Instructor: Susan Nagelsen

Susan has directed the writing program in undergraduate colleges, taught in the writing and English departments, and criminal justice departments.

'Antigone' by Sophocles is a play that has captured the attention of audiences because it challenges the status quo. Antigone is seen as the first feminist because she defies entrenched gender roles as exemplified by her uncle Creon's attitude towards her.

Who Is Antigone?

Antigone is the daughter and the sister of Oedipus. Antigone and her sister Ismene are the surviving members of the Labdacus family now that Oedipus and his brothers are dead. Antigone is seen by some as a woman who will do what she feels is right, even if that means defying the men who make the laws.
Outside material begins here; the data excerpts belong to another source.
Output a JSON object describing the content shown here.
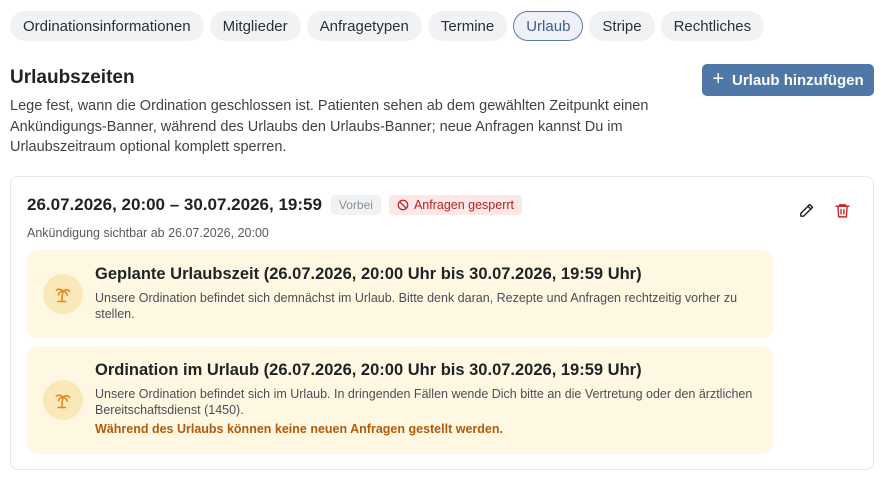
{
  "tabs": [
    {
      "label": "Ordinationsinformationen",
      "active": false
    },
    {
      "label": "Mitglieder",
      "active": false
    },
    {
      "label": "Anfragetypen",
      "active": false
    },
    {
      "label": "Termine",
      "active": false
    },
    {
      "label": "Urlaub",
      "active": true
    },
    {
      "label": "Stripe",
      "active": false
    },
    {
      "label": "Rechtliches",
      "active": false
    }
  ],
  "section": {
    "title": "Urlaubszeiten",
    "description": "Lege fest, wann die Ordination geschlossen ist. Patienten sehen ab dem gewählten Zeitpunkt einen Ankündigungs-Banner, während des Urlaubs den Urlaubs-Banner; neue Anfragen kannst Du im Urlaubszeitraum optional komplett sperren.",
    "add_button": "Urlaub hinzufügen"
  },
  "vacation": {
    "range": "26.07.2026, 20:00 – 30.07.2026, 19:59",
    "status_badge": "Vorbei",
    "locked_badge": "Anfragen gesperrt",
    "announcement": "Ankündigung sichtbar ab 26.07.2026, 20:00",
    "banner_planned": {
      "title": "Geplante Urlaubszeit (26.07.2026, 20:00 Uhr bis 30.07.2026, 19:59 Uhr)",
      "text": "Unsere Ordination befindet sich demnächst im Urlaub. Bitte denk daran, Rezepte und Anfragen rechtzeitig vorher zu stellen."
    },
    "banner_active": {
      "title": "Ordination im Urlaub (26.07.2026, 20:00 Uhr bis 30.07.2026, 19:59 Uhr)",
      "text": "Unsere Ordination befindet sich im Urlaub. In dringenden Fällen wende Dich bitte an die Vertretung oder den ärztlichen Bereitschaftsdienst (1450).",
      "warning": "Während des Urlaubs können keine neuen Anfragen gestellt werden."
    }
  },
  "icons": {
    "add": "plus-icon",
    "edit": "pencil-icon",
    "delete": "trash-icon",
    "locked": "ban-icon",
    "banner": "palm-tree-icon"
  },
  "colors": {
    "accent": "#4f78a6",
    "danger": "#c62828",
    "banner_bg": "#fef8e2",
    "banner_icon": "#e08a1e",
    "warning_text": "#b35a0a"
  }
}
She is wiling to sacrifice everything, including her own life to follow through on her beliefs.

Antigone and the body of her brother Polyneices

Ismene and Antgone

Ismene and Antigone are contrasting characters. Antigone believes with all her soul that she is capable of deciding how to act based on the circumstances presented. She is adamant that she should be free to disobey a command given by a man if she feels the command is unjust. When Ismene hears what Antigone is planning, she panics. Ismene is afraid to disobey the men who have expectations of her. She believes that men are stronger than women and deserve the power they have been given. Ismene tells Antigone that women are 'not born to contend with men.' She believes women need to be ruled by men because they are weak. Ismene makes it clear that women are second class citizens compared to men, who rule all.
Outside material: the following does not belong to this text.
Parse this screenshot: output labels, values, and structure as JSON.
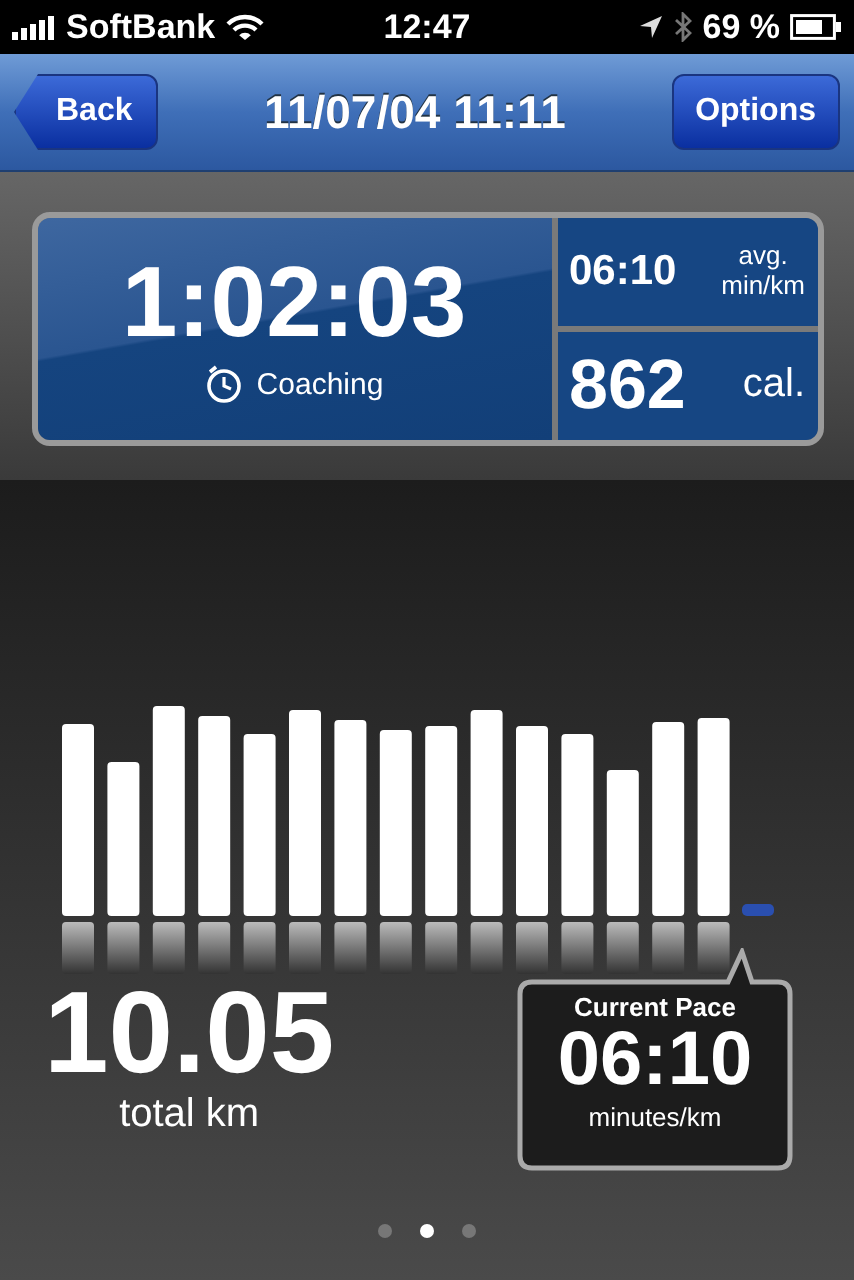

Antigone's response to her sister is powerful. She says, 'But let me and my foolish plans suffer this terrible thing, for I shall succumb to nothing so awful as a shameful death.' In these lines, Antigone makes it clear that what matters is standing up for what is right. Gender is not the issue as much as making sure you are steadfast in your convictions. For Antigone, it is empowering to know that no matter the consequences, you must fight for what you believe in and see it all the way to the end.

The Plot Thickens

Now that we understand the place each of the sisters holds, it is time to see how the play's action unfolds. This is where we will truly understand how Sophocles demonstrates the role of women in this play.

Antigone and Ismene suffer a great loss right out of the gate. Their brothers Polyneices and Eteocles were in a battle for power. Eteocles was trying to defend Thebes while Polyneices was trying to overthrow his brother, and they killed each other. Their uncle Creon declares that because Eteocles was fighting for Thebes he should be buried with honor, and because Polyneices was trying to overthrow the crown, he should be left to the vultures. This is where the trouble begins.
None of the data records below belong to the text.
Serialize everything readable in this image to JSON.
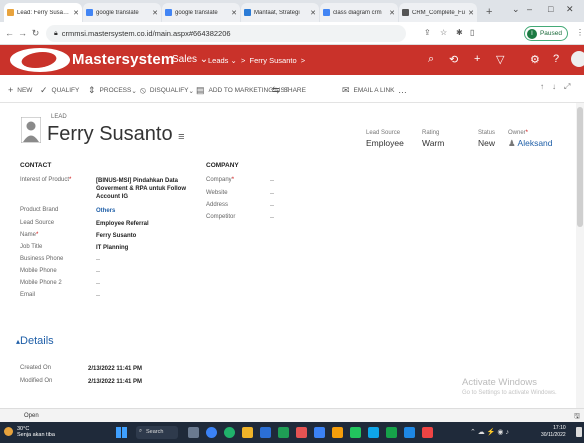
{
  "browser": {
    "tabs": [
      {
        "title": "Lead: Ferry Susanto",
        "fav": "#e8a33d",
        "active": true
      },
      {
        "title": "google translate",
        "fav": "#4285f4",
        "active": false
      },
      {
        "title": "google translate",
        "fav": "#4285f4",
        "active": false
      },
      {
        "title": "Manfaat, Strategi",
        "fav": "#2b7bd6",
        "active": false
      },
      {
        "title": "class diagram crm",
        "fav": "#4285f4",
        "active": false
      },
      {
        "title": "CRM_Complete_Fu",
        "fav": "#555555",
        "active": false
      }
    ],
    "url": "crmmsi.mastersystem.co.id/main.aspx#664382206",
    "profile_status": "Paused",
    "profile_initial": "I"
  },
  "app": {
    "brand": "Mastersystem",
    "area": "Sales",
    "breadcrumb": [
      "Leads",
      "Ferry Susanto"
    ],
    "accent_color": "#c9322a"
  },
  "commands": [
    {
      "icon": "plus-icon",
      "glyph": "+",
      "label": "NEW"
    },
    {
      "icon": "qualify-icon",
      "glyph": "✓",
      "label": "QUALIFY"
    },
    {
      "icon": "process-icon",
      "glyph": "⇕",
      "label": "PROCESS"
    },
    {
      "icon": "disqualify-icon",
      "glyph": "⦸",
      "label": "DISQUALIFY"
    },
    {
      "icon": "marketing-list-icon",
      "glyph": "▤",
      "label": "ADD TO MARKETING LIST"
    },
    {
      "icon": "share-icon",
      "glyph": "⇆",
      "label": "SHARE"
    },
    {
      "icon": "email-link-icon",
      "glyph": "✉",
      "label": "EMAIL A LINK"
    },
    {
      "icon": "more-icon",
      "glyph": "…",
      "label": ""
    }
  ],
  "record": {
    "entity": "LEAD",
    "name": "Ferry Susanto",
    "lead_source": {
      "label": "Lead Source",
      "value": "Employee"
    },
    "rating": {
      "label": "Rating",
      "value": "Warm"
    },
    "status": {
      "label": "Status",
      "value": "New"
    },
    "owner": {
      "label": "Owner",
      "value": "Aleksand"
    }
  },
  "contact": {
    "heading": "CONTACT",
    "fields": [
      {
        "label": "Interest of Product",
        "required": true,
        "value": "[BINUS-MSI] Pindahkan Data Goverment & RPA untuk Follow Account IG",
        "link": false
      },
      {
        "label": "Product Brand",
        "required": false,
        "value": "Others",
        "link": true
      },
      {
        "label": "Lead Source",
        "required": false,
        "value": "Employee Referral",
        "link": false
      },
      {
        "label": "Name",
        "required": true,
        "value": "Ferry Susanto",
        "link": false
      },
      {
        "label": "Job Title",
        "required": false,
        "value": "IT Planning",
        "link": false
      },
      {
        "label": "Business Phone",
        "required": false,
        "value": "--",
        "link": false
      },
      {
        "label": "Mobile Phone",
        "required": false,
        "value": "--",
        "link": false
      },
      {
        "label": "Mobile Phone 2",
        "required": false,
        "value": "--",
        "link": false
      },
      {
        "label": "Email",
        "required": false,
        "value": "--",
        "link": false
      }
    ]
  },
  "company": {
    "heading": "COMPANY",
    "fields": [
      {
        "label": "Company",
        "required": true,
        "value": "--"
      },
      {
        "label": "Website",
        "required": false,
        "value": "--"
      },
      {
        "label": "Address",
        "required": false,
        "value": "--"
      },
      {
        "label": "Competitor",
        "required": false,
        "value": "--"
      }
    ]
  },
  "details": {
    "heading": "Details",
    "fields": [
      {
        "label": "Created On",
        "value": "2/13/2022  11:41 PM"
      },
      {
        "label": "Modified On",
        "value": "2/13/2022  11:41 PM"
      }
    ]
  },
  "watermark": {
    "title": "Activate Windows",
    "subtitle": "Go to Settings to activate Windows."
  },
  "statusbar": {
    "text": "Open"
  },
  "taskbar": {
    "temp": "30°C",
    "weather": "Senja akan tiba",
    "search": "Search",
    "time": "17:10",
    "date": "30/11/2022"
  }
}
Antigone is distraught over the idea of leaving her brother's body to this fate. She decides to disobey her uncle and bury Polyneices. Creon believes that he rules by divine power and with fairness. He rules with no mercy, and his laws clearly demonstrate a prejudice against women. Creon is furious that Antigone has disobeyed his orders, and he wants to cause her pain. He says, 'No woman shall seduce us. If we must lose, Let's lose to a man, at least. Is a woman stronger than we?' Creon does not believe that any woman is as strong as a man. He believes Antigone's betrayal deserves a harsh punishment.

Antigone Makes her Choice

Antigone stands by her decision and honors Polyneices by covering his body with dirt to prevent its desecration by scavengers. When Creon questions her she says, 'I did it. I don't deny a thing.' Creon continues to grill her, looking for answers, and Antigone tells him she is 'not ashamed for a moment, not to honor my brother.' Her strength is clear. She wants women to have the same rights as men. She does not want to be at the mercy of powerful men and does not believe women should be subjected to their rule.